ClawHub
Back to skill
v1.0.0

Video Post Production

BenignClawScan verdict for this skill. Analyzed May 1, 2026, 8:34 AM.

Analysis

This skill appears to do the advertised local video post-production work, with the main cautions being local command execution, an unpinned dependency install, and transcript files saved beside the video.

GuidanceBefore installing, be comfortable with the agent running ffmpeg/Python locally, installing faster-whisper from your package source, and creating transcript and render files beside the input video. Use trusted dependency sources, check optional BGM/SFX licensing, and delete intermediate transcript files if the video contains sensitive content.

Findings (3)

Artifact-based informational review of SKILL.md, metadata, install specs, static scan signals, and capability signals. ClawScan does not execute the skill or run runtime probes.

Abnormal behavior control

Checks for instructions or behavior that redirect the agent, misuse tools, execute unexpected code, cascade across systems, exploit user trust, or continue outside the intended task.

Unexpected Code Execution
SeverityLowConfidenceHighStatusNote
SKILL.md
python3 <skill-path>/scripts/render_video.py ... --input "<input_video>" ... --output "<workdir>/final.mp4"

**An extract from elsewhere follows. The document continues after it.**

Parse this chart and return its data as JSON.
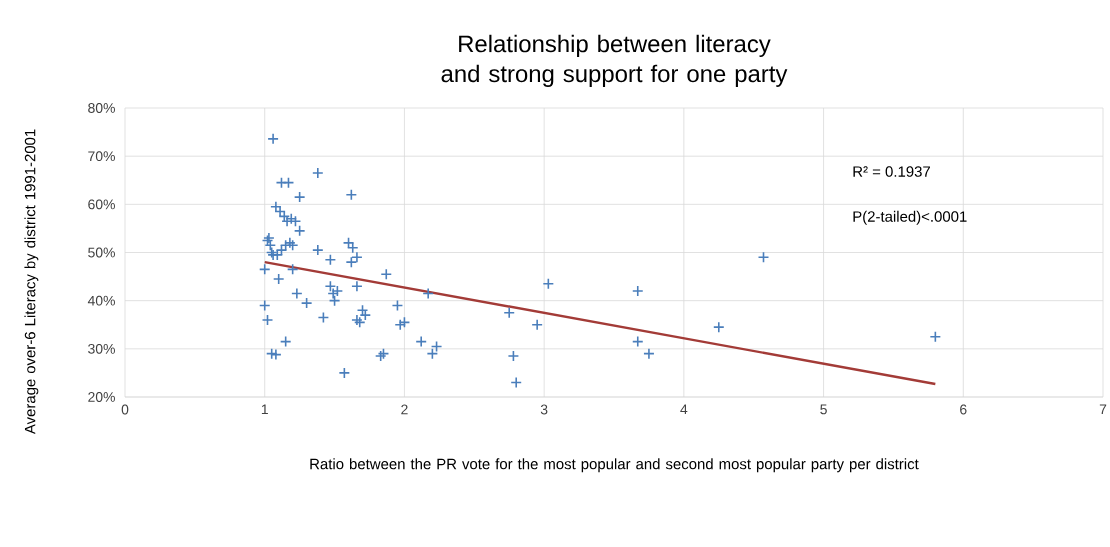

The workflow explicitly runs bundled Python scripts and ffmpeg-based processing to render the user's video. This command execution is disclosed and central to the skill's purpose.

User impactThe agent may run local video-processing commands that read the input video, use CPU/GPU/disk, and create or overwrite files in the working output directory.
RecommendationUse the skill only on videos and output paths you intend to process, and review the generated output directory before sharing files.
Agentic Supply Chain Vulnerabilities
SeverityLowConfidenceHighStatusNote
SKILL.md
pip3 install faster-whisper

The setup guidance installs an external Python package without a pinned version or checksum. This is purpose-aligned for transcription, but it depends on package-source trust.

User impactInstalling the dependency may pull whatever package version is current in the configured Python package index.
RecommendationInstall dependencies from a trusted environment, consider pinning a known-good version, and avoid running the setup with unnecessary privileges.
Sensitive data protection

Checks for exposed credentials, poisoned memory or context, unclear communication boundaries, or sensitive data that could leave the user's control.

Memory and Context Poisoning
SeverityLowConfidenceHighStatusNote
scripts/align_speech.py
"text": segment.text.strip(), "words": words_data

The transcription script writes spoken text and word-level timing into the alignment JSON. That is expected for subtitle generation, but it persists private speech as text.

User impactIf the raw video contains sensitive speech, the output folder will contain a readable transcript and timing data in addition to the rendered video.
RecommendationKeep the output directory in a trusted location and delete alignment or plan files when you no longer need them.